Scientists have discovered a form of natural selection that does not depend on DNA.
Evolution and natural selection take place at the DNA level, as genes mutate and genetic traits either remain or are lost over time. But now scientists believe that evolution can occur on a completely different scale – not transmitted through genes, but through molecules stuck to their surface.
These molecules, known as methyl groups, change the structure of DNA and can turn genes on and off. The changes are known as 'epigenetic modifications', meaning they appear 'above' or 'above' the genome. In many organisms, DNA is dotted with methyl groups, but creatures like fruit flies and roundworms have lost the genes they need.
Another organism, the yeast Cryptococcus neoformans, also lost key genes for methylation sometime in the Cretaceous, about 50-150 million years ago. But it is noteworthy that in its current form, the fungus still has methyl groups in its genome. Now, according to a theoretical study published January 16 in the journal Cell, scientists have been able to hypothesize that C. neoformans managed to maintain epigenetic changes for tens of millions of years thanks to a new way of evolution.
“We didn't expect the secret of evolution to be revealed,” says senior author Dr. Hiten Madhani, professor of biochemistry and biophysics at the University of California, San Francisco.

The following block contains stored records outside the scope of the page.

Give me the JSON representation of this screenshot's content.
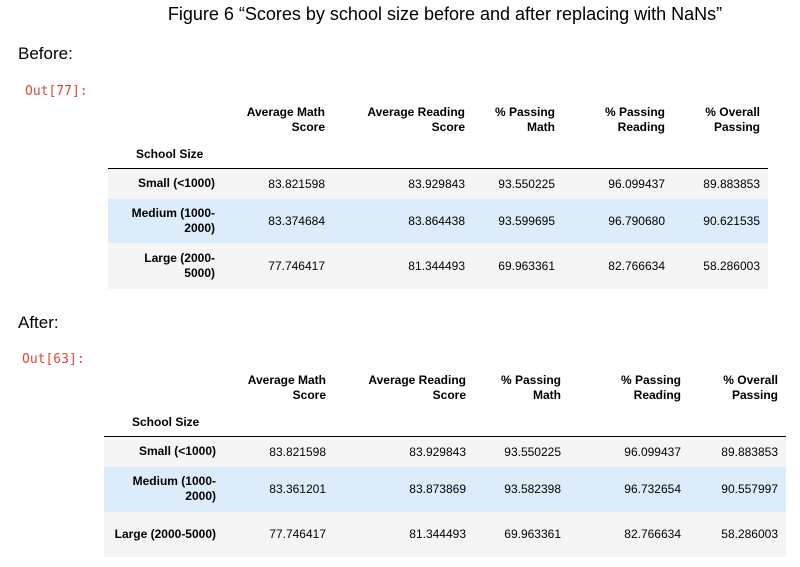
{
  "figure_title": "Figure 6 “Scores by school size before and after replacing with NaNs”",
  "before": {
    "label": "Before:",
    "prompt": "Out[77]:",
    "columns": [
      "Average Math Score",
      "Average Reading Score",
      "% Passing Math",
      "% Passing Reading",
      "% Overall Passing"
    ],
    "index_name": "School Size",
    "rows": [
      {
        "index": "Small (<1000)",
        "values": [
          "83.821598",
          "83.929843",
          "93.550225",
          "96.099437",
          "89.883853"
        ]
      },
      {
        "index": "Medium (1000-2000)",
        "values": [
          "83.374684",
          "83.864438",
          "93.599695",
          "96.790680",
          "90.621535"
        ]
      },
      {
        "index": "Large (2000-5000)",
        "values": [
          "77.746417",
          "81.344493",
          "69.963361",
          "82.766634",
          "58.286003"
        ]
      }
    ]
  },
  "after": {
    "label": "After:",
    "prompt": "Out[63]:",
    "columns": [
      "Average Math Score",
      "Average Reading Score",
      "% Passing Math",
      "% Passing Reading",
      "% Overall Passing"
    ],
    "index_name": "School Size",
    "rows": [
      {
        "index": "Small (<1000)",
        "values": [
          "83.821598",
          "83.929843",
          "93.550225",
          "96.099437",
          "89.883853"
        ]
      },
      {
        "index": "Medium (1000-2000)",
        "values": [
          "83.361201",
          "83.873869",
          "93.582398",
          "96.732654",
          "90.557997"
        ]
      },
      {
        "index": "Large (2000-5000)",
        "values": [
          "77.746417",
          "81.344493",
          "69.963361",
          "82.766634",
          "58.286003"
        ]
      }
    ]
  },
  "colors": {
    "prompt": "#d84a3a",
    "row_alt": "#f5f5f5",
    "row_hover": "#dcecfb"
  }
}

Scientists are studying C. neoformans to better understand how yeast causes fungal meningitis in humans. According to the UCSF, the fungus infects people with weak immune systems and is responsible for about 20% of all HIV / AIDS deaths. Madhani and his colleagues spend their days digging through the genetic code of C. neoformans, looking for the critical genes that help yeast enter human cells. But the team was surprised when reports surfaced that the genetic material was decorated with methyl groups.
'When we found out that [C. neoformans] DNA methylation … I thought we should look at this without even knowing what we would find, ”Madhani said.
In vertebrates and plants, cells add methyl groups to DNA using two enzymes. The first, called 'de novo methyltransferase', attaches methyl groups to unstained genes. The enzyme stains each half of the helical DNA strand with the same methyl group pattern, creating a symmetrical design. During cell division, the double helix unfolds and builds two new DNA strands from the corresponding halves. At this point, an enzyme called a 'maintenance methyltransferase' starts copying all methyl groups from the original chain to the newly built half.
Madhani and his colleagues studied existing evolutionary trees to trace the history of C. neoformans over time, and found that the ancestor of yeast had both enzymes necessary for DNA methylation during the Cretaceous Period. But somewhere, C. neoformans lost the gene needed to make de novo methyltransferase. Without the enzyme, the body could no longer add new methyl groups to its DNA – it could only copy existing methyl groups.
In theory, even working alone, a maintenance enzyme could retain DNA in methyl groups indefinitely – if it could make a perfect copy every time.
In fact, the enzyme makes mistakes and loses methyl groups every time a cell divides, the team found. When grown in a Petri dish, C. neoformans cells sometimes accidentally acquire new methyl groups, similar to how random mutations occur in DNA. However, cells lost methyl groups about 20 times faster than they could get new ones.
The team estimates that within about 7,500 generations, every last methyl group will disappear, leaving nothing left for the enzyme to copy. Given the rate at which C. neoformans multiplies, the yeast should have lost all of its methyl groups within about 130 years. Instead, he retained the epigenetic edits for tens of millions of years.
Many mysteries still surround DNA methylation in C. neoformans. In addition to copying methyl groups between DNA strands, the maintenance methyltransferase appears to be important when it comes to how yeast causes infections in humans, according to Madhani's 2008 study. Without a whole enzyme, the body cannot penetrate cells as efficiently.
“We have no idea why this is necessary for effective infection,” Madhani said.
The enzyme also requires a lot of chemical energy to function and copies only methyl groups to the clean half of the replicated DNA strands. In comparison, the equivalent enzyme in other organisms does not require additional energy to function and sometimes interacts with naked DNA devoid of any methyl groups, according to a report published on the bioRxiv preprint server.
Further research will show how methylation works in C. neoformans and whether this new form of evolution appears in other organisms.